I had never been so near to an owl. I tried to push him to the side with a stick and was startled by the heft of him. A heavy thing has fallen, I thought, and even in the wake of larger news, that daily barrage of horrific truths and righteous lies, even with that, the death of the owl made headlines in my heart.

I don’t know how to make sense of things. Sometimes all I do is spin my wheels, spitting up small angry stones. But I can’t just push aside a mystery with a stick or give more weight to its ending than the miracle of its existence. And no matter how battered I feel by winds distant and near, I will not bow to hopelessness.

All I can tell you is this: one summer night I awoke suddenly for no apparent reason, opened my eyes, looked toward the window, and saw a shooting star in the midst of falling, creating a distinct arc of light against the sky. I say a shooting star because I don’t know what else to call it; it may have been a remnant of the meteor showers of a few nights earlier. But in fact, it was like no shooting star I had ever seen before. It was more like a sailing planet, large and luminous, a miraculous thing that I would never have glimpsed or even imagined had I not inexplicably opened my eyes at that precise moment. This is symbolic of something, I thought, though maybe it was pure serendipity. Still, it served to remind me that wondrous things are occurring every second, even if unbeknownst to us.

Not long ago I sat at a computer in a ragged little village outside Naples. It was my grandfather’s birthplace; he knew well the silhouette of Vesuvius framed by this kitchen window, the pastel-colored houses made of stone and cement, the rowdy bells of the church of Sant’Anna honoring the hours. In 1905 he boarded a steamer for New York and never saw his homeland again. Now a century later I had come in his stead, tapping at a keyboard in an ancient sunlit house, sending digital bits of language into the universe. It was a scenario that my grandfather could not have even dreamed. But every day we accept as ordinary that which was once beyond the capacity of human imagination, and this is precisely what gives me hope: un-dreamable things are yet to unfold and some of them will be good.

Rockets and missiles streaked across the sky last night, lives began and ended, and a young friend of mine was juggling in Millstreet, Ireland. Here, oranges were dropping to the ground, busy mice tucked macadamia nuts into the engine of our car, and coyotes yapped and howled as the train rumbled through. The full moon nearly rolled into my room, and I was awash in silver light. Many things happened in the course of the night, but another shy morning has now dawned, white and still.

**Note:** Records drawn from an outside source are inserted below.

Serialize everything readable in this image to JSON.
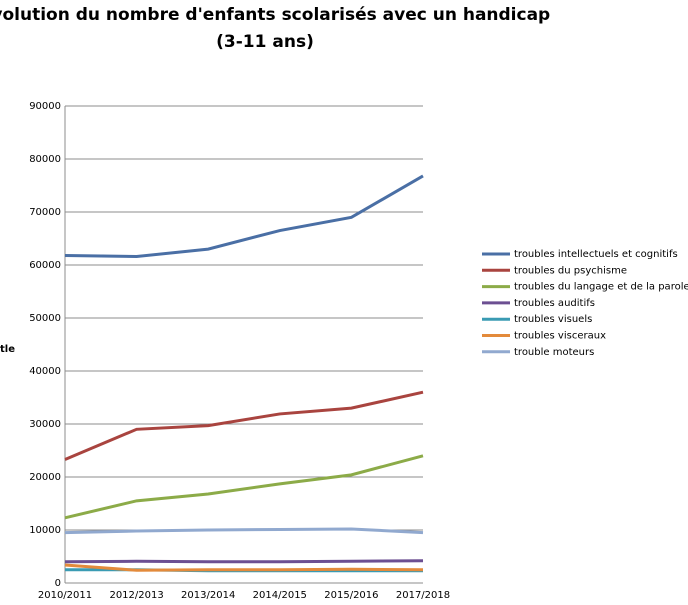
{
  "chart_data": {
    "type": "line",
    "title": "Evolution du nombre d'enfants scolarisés avec un handicap",
    "subtitle": "(3-11 ans)",
    "y_label": "tle",
    "categories": [
      "2010/2011",
      "2012/2013",
      "2013/2014",
      "2014/2015",
      "2015/2016",
      "2017/2018"
    ],
    "series": [
      {
        "name": "troubles intellectuels et cognitifs",
        "color": "#4a6fa5",
        "values": [
          61800,
          61600,
          63000,
          66500,
          69000,
          76800
        ]
      },
      {
        "name": "troubles du psychisme",
        "color": "#a9443f",
        "values": [
          23300,
          29000,
          29700,
          31900,
          33000,
          36000
        ]
      },
      {
        "name": "troubles du langage et de la parole",
        "color": "#8cab48",
        "values": [
          12300,
          15500,
          16800,
          18700,
          20400,
          24000
        ]
      },
      {
        "name": "troubles auditifs",
        "color": "#6c4f92",
        "values": [
          4000,
          4100,
          4000,
          4000,
          4100,
          4200
        ]
      },
      {
        "name": "troubles visuels",
        "color": "#3a9bb3",
        "values": [
          2500,
          2500,
          2300,
          2300,
          2300,
          2300
        ]
      },
      {
        "name": "troubles visceraux",
        "color": "#e38a3b",
        "values": [
          3400,
          2400,
          2500,
          2500,
          2600,
          2500
        ]
      },
      {
        "name": "trouble moteurs",
        "color": "#91a9cf",
        "values": [
          9500,
          9800,
          10000,
          10100,
          10200,
          9500
        ]
      }
    ],
    "ylim": [
      0,
      90000
    ],
    "yticks": [
      0,
      10000,
      20000,
      30000,
      40000,
      50000,
      60000,
      70000,
      80000,
      90000
    ],
    "grid": true,
    "legend": "right"
  }
}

I think that maybe fog is our version of snow, for it enters silently and forgives everything. I choose to write a story on this day’s blank slate that envelops possibility, speaks its thanks through deed, and accepts what grace is offered. I excuse myself for my embarrassment of blessings and will allow a little license to taste tomatoes and choose shoes and keep ghosts at bay. But I live in a community where lives do touch, radiating far and wide in concentric circles, each one a center and a start, and there is promise in that awareness. I am weary, just as you are, and I hunger for a change, but the morning news is not all bad if you know how to look and you ride straight in.